Published in: Banks | Aug. 13, 2019

Here's Why I'm Saving for the Holidays -- in July

It may seem silly, but setting money aside for the holidays now could save me from racking up debt when the gift-giving season actually arrives.

Stack of Christmas gifts

Image source: Getty Images

Some people get annoyed by the holiday season, but I'm definitely not one of them. I'm that person who will play holiday music the entire month of December and not get tired of it, and there's little I enjoy more than spending time with family and friends, sharing meals, and exchanging gifts.

Those gifts can really add up, though. Not only do I tend to buy presents for family members, but I'm big on saying thank you to my children's teachers in the form of holiday gift cards I know they’ll appreciate.

One thing I'm not big on, however, is credit card debt. And that's why I'm making an effort to save for this year's holidays starting now -- even though we're months away from December.

Planning for a big expense

As is the case with any large anticipated expense, saving for the holidays in advance can help you avoid debt.

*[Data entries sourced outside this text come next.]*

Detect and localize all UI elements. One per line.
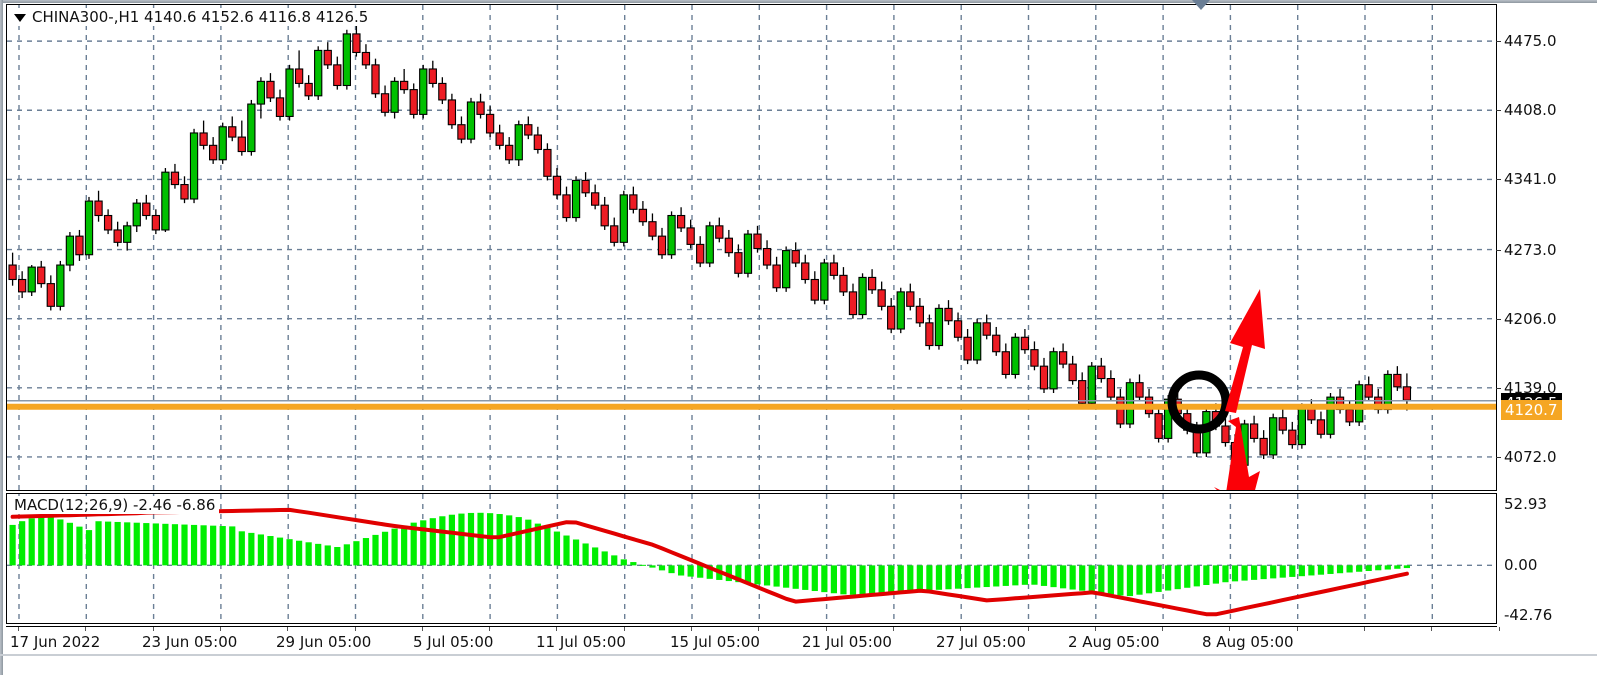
price-tick-label: 4341.0 — [1504, 170, 1557, 189]
macd-tick-label: -42.76 — [1504, 606, 1553, 624]
time-tick-label: 5 Jul 05:00 — [413, 633, 494, 651]
time-tick-mark — [825, 627, 827, 631]
price-tick-mark — [1496, 387, 1501, 389]
time-tick-mark — [421, 627, 423, 631]
time-tick-mark — [758, 627, 760, 631]
time-tick-label: 17 Jun 2022 — [10, 633, 101, 651]
price-tick-label: 4072.0 — [1504, 447, 1557, 466]
time-tick-mark — [1162, 627, 1164, 631]
time-tick-label: 23 Jun 05:00 — [142, 633, 238, 651]
macd-tick-label: 0.00 — [1504, 556, 1538, 575]
price-plot-area[interactable] — [7, 5, 1496, 490]
time-tick-label: 21 Jul 05:00 — [802, 633, 892, 651]
time-tick-mark — [85, 627, 87, 631]
ask-price-tag: 4120.7 — [1501, 399, 1562, 420]
time-tick-label: 2 Aug 05:00 — [1068, 633, 1160, 651]
macd-tick-label: 52.93 — [1504, 495, 1547, 513]
time-tick-label: 27 Jul 05:00 — [936, 633, 1026, 651]
time-tick-label: 29 Jun 05:00 — [276, 633, 372, 651]
time-tick-mark — [152, 627, 154, 631]
time-tick-mark — [892, 627, 894, 631]
price-tick-mark — [1496, 41, 1501, 43]
time-tick-mark — [556, 627, 558, 631]
price-chart-pane[interactable]: CHINA300-,H1 4140.6 4152.6 4116.8 4126.5 — [6, 4, 1497, 491]
time-tick-label: 8 Aug 05:00 — [1202, 633, 1294, 651]
window-bottom-border — [0, 654, 1597, 656]
price-scale[interactable]: 4475.0 4408.0 4341.0 4273.0 4206.0 4139.0 4072… — [1496, 4, 1597, 491]
time-tick-mark — [623, 627, 625, 631]
price-tick-label: 4273.0 — [1504, 240, 1557, 259]
price-tick-label: 4475.0 — [1504, 32, 1557, 51]
price-tick-label: 4139.0 — [1504, 378, 1557, 397]
time-tick-mark — [219, 627, 221, 631]
time-tick-mark — [1229, 627, 1231, 631]
time-tick-mark — [1364, 627, 1365, 631]
price-tick-mark — [1496, 318, 1501, 320]
price-tick-label: 4408.0 — [1504, 101, 1557, 120]
chart-cursor-marker-icon — [1192, 0, 1210, 10]
price-tick-mark — [1496, 249, 1501, 251]
time-tick-mark — [1296, 627, 1298, 631]
price-tick-mark — [1496, 456, 1501, 458]
price-tick-mark — [1496, 179, 1501, 181]
price-tick-mark — [1496, 110, 1501, 112]
time-tick-mark — [691, 627, 692, 631]
macd-scale[interactable]: 52.93 0.00 -42.76 — [1500, 493, 1597, 624]
time-tick-label: 11 Jul 05:00 — [536, 633, 626, 651]
price-tick-label: 4206.0 — [1504, 309, 1557, 328]
time-axis[interactable]: 17 Jun 2022 23 Jun 05:00 29 Jun 05:00 5 Jul… — [6, 626, 1500, 657]
symbol-header-text: CHINA300-,H1 4140.6 4152.6 4116.8 4126.5 — [32, 8, 369, 26]
window-top-border — [0, 0, 1597, 3]
time-tick-label: 15 Jul 05:00 — [670, 633, 760, 651]
window-left-border — [0, 0, 3, 675]
time-tick-mark — [960, 627, 962, 631]
time-tick-mark — [1094, 627, 1096, 631]
macd-header: MACD(12;26,9) -2.46 -6.86 — [14, 496, 220, 514]
time-tick-mark — [1431, 627, 1433, 631]
macd-plot-area[interactable] — [7, 494, 1496, 623]
time-tick-mark — [354, 627, 356, 631]
time-tick-mark — [1498, 627, 1500, 631]
time-tick-mark — [489, 627, 491, 631]
symbol-header: CHINA300-,H1 4140.6 4152.6 4116.8 4126.5 — [14, 8, 373, 26]
macd-indicator-pane[interactable]: MACD(12;26,9) -2.46 -6.86 — [6, 493, 1497, 624]
triangle-down-icon[interactable] — [14, 13, 26, 22]
time-tick-mark — [1027, 627, 1029, 631]
time-tick-mark — [287, 627, 289, 631]
time-tick-mark — [18, 627, 19, 631]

The bills you rack up during the holidays can run the gamut from travel costs, gifts, events, and decorations. And they can result in a whopping credit card bill if you’re forced to charge them all.

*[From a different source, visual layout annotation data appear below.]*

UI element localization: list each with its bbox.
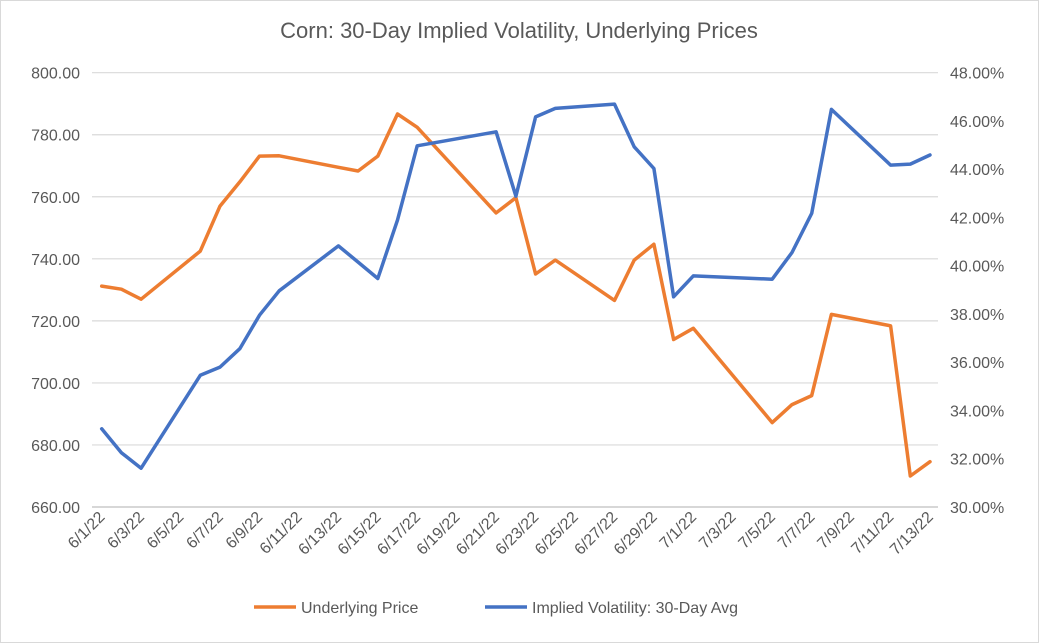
x-axis-tick-label: 6/19/22 (414, 509, 464, 559)
x-axis-tick-label: 6/21/22 (453, 509, 503, 559)
left-axis-tick-label: 660.00 (31, 500, 80, 517)
left-axis-tick-label: 680.00 (31, 438, 80, 455)
left-axis-tick-label: 720.00 (31, 314, 80, 331)
x-axis-tick-label: 7/5/22 (736, 509, 780, 553)
chart-title: Corn: 30-Day Implied Volatility, Underly… (280, 18, 758, 43)
series-lines (99, 102, 932, 478)
right-axis-tick-label: 46.00% (950, 114, 1004, 131)
legend: Underlying Price Implied Volatility: 30-… (254, 600, 738, 617)
x-axis-tick-label: 7/1/22 (657, 509, 701, 553)
left-axis-tick-label: 740.00 (31, 252, 80, 269)
left-axis-tick-label: 800.00 (31, 66, 80, 83)
x-axis-tick-label: 7/13/22 (887, 509, 937, 559)
x-axis-tick-label: 6/23/22 (493, 509, 543, 559)
left-axis-ticks: 660.00 680.00 700.00 720.00 740.00 760.00 780.… (31, 66, 80, 517)
right-axis-ticks: 30.00% 32.00% 34.00% 36.00% 38.00% 40.00% 42.0… (950, 66, 1004, 517)
x-axis-ticks: 6/1/226/3/226/5/226/7/226/9/226/11/226/1… (65, 509, 937, 559)
x-axis-tick-label: 7/3/22 (696, 509, 740, 553)
legend-label-implied-volatility: Implied Volatility: 30-Day Avg (532, 600, 738, 617)
series-line-implied-volatility (99, 102, 932, 470)
left-axis-tick-label: 700.00 (31, 376, 80, 393)
legend-label-underlying-price: Underlying Price (301, 600, 418, 617)
x-axis-tick-label: 6/27/22 (572, 509, 622, 559)
left-axis-tick-label: 760.00 (31, 190, 80, 207)
right-axis-tick-label: 40.00% (950, 259, 1004, 276)
x-axis-tick-label: 6/7/22 (183, 509, 227, 553)
series-line-underlying-price (99, 112, 932, 478)
x-axis-tick-label: 6/13/22 (295, 509, 345, 559)
x-axis-tick-label: 6/15/22 (335, 509, 385, 559)
x-axis-tick-label: 6/17/22 (374, 509, 424, 559)
right-axis-tick-label: 44.00% (950, 162, 1004, 179)
right-axis-tick-label: 48.00% (950, 66, 1004, 83)
x-axis-tick-label: 6/25/22 (532, 509, 582, 559)
right-axis-tick-label: 32.00% (950, 452, 1004, 469)
right-axis-tick-label: 38.00% (950, 307, 1004, 324)
right-axis-tick-label: 42.00% (950, 210, 1004, 227)
x-axis-tick-label: 7/7/22 (775, 509, 819, 553)
left-axis-tick-label: 780.00 (31, 128, 80, 145)
x-axis-tick-label: 6/5/22 (144, 509, 188, 553)
right-axis-tick-label: 34.00% (950, 403, 1004, 420)
right-axis-tick-label: 30.00% (950, 500, 1004, 517)
right-axis-tick-label: 36.00% (950, 355, 1004, 372)
x-axis-tick-label: 6/3/22 (104, 509, 148, 553)
gridlines (92, 72, 938, 508)
x-axis-tick-label: 6/29/22 (611, 509, 661, 559)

Case in point: The average U.S. consumer racked up $1,230 in debt during the 2018 holiday season. That may not seem like a huge deal, but on a credit card with a 16% APR, you're throwing away $215 on interest if you pay that balance off over two years. That’s money you could use for more important things -- emergencies, retirement, or even the following year’s holiday expenses.

That’s why it pays to save for the holidays in advance, and if you’ve missed the boat so far this year, you have the next six months to make up for it. What I’m doing between now and December is adding a line item for holiday expenses into my budget so that I’ll ideally start saving that cash on a monthly basis. Last year, I spent roughly $1,200 on the holidays, so if I allocate $200 a month to that cost, I won’t be left scrambling toward the end of the year.

If you’re going to go this route, don’t just guess at what the holidays will cost you. Review your credit card and bank statements from the past holiday season, see what you spent, divide that total by six months, and carve out space in your budget to save for the upcoming season. If you’re expecting to spend more this year, account for that, too. For example, if different members of your family take turns hosting a big holiday dinner, and you’re up this year, account for that expense on top of what you spent last year.

Of course, there’s another option too. If you feel you overspent on the holidays last year, map out a plan to approach them more frugally this year. But definitely aim to get a sense of what you’ll end up spending in total, and start saving now so you’re not caught off-guard down the line.

Trust me: Between barbecues, beach outings, and pool days, the holidays are the last thing on my mind in July. But that’s still the month in which I plan to start saving for them, and if you want to avoid debt this December, you’d be wise to do the same.